One of their first run-ins was in the early 1990s when Stan Lee and Marvel Films were developing a Luke Cage movie and Tarantino was in talks to possibly direct. Back in 2015, Tarantino said in a Nerdist podcast interview: “One of the things I wanted to do before Pulp Fiction to some degree or another …one of the outside projects that I considered doing was doing a Luke Cage movie.” He further explained, “In the case of Luke Cage, it was my comic geek friends that almost talked me out of it, because I thought Larry Fishburne back in the day would’ve been a great Luke Cage, and they were talking about Wesley Snipes.”
Years later, Stan and Tarantino met again at the 2009 Spike TV Scream Awards where Stan was receiving the illustrious Comic-Con Icon Award. After the ceremony, in a scene almost out of Mallrats, Tarantino geeked out with Stan at the after party.

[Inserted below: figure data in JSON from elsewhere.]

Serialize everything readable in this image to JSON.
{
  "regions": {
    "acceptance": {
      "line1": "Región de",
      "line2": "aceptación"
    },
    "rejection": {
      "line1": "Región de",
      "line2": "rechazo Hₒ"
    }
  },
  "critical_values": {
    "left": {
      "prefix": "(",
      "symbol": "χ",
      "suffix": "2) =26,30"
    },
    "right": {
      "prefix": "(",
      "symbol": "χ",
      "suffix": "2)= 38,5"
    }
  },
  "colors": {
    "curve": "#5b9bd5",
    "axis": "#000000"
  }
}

More recently in an in-depth interview with BBC Radio 1, Tarantino discussed seeing a reference to his 1994 Academy Award-winning film Pulp Fiction in Captain America: The Winter Soldier (2014). In the movie, Cap and Falcon visit the grave of Nick Fury, who has faked his own death. We get a quick peek at the tombstone which features a quote from the Bible, Ezekiel 25:17: “The path of the righteous man…” It’s the same verse that Samuel L. Jackson’s hitman character recites in Pulp Fiction before killing a target.
In reaction to the reference, Tarantino said: “Well, the fact that I grew up with Marvel comic books, and you know, the Marvel universe, before it was a cinematic universe. When it was just basically Stan Lee, Jack Kirby, and Roy Thomas’s web-spinning… ‘Nuff said.”
Tarantino has alluded to the influence comicbooks and superheroes have had on him before, like his references to the Fantastic Four in Reservoir Dogs (1992), or the superhero secret identity speech in Kill Bill Vol. 2 (2004).
But he revealed more with BBC, expounding: “Probably the first commentary I ever read was the Stan Lee Soapbox, so the fact that all of a sudden, my universe was now being quoted inside of, as closed a gate as the Marvel Cinematic Universe is, it felt pretty good.”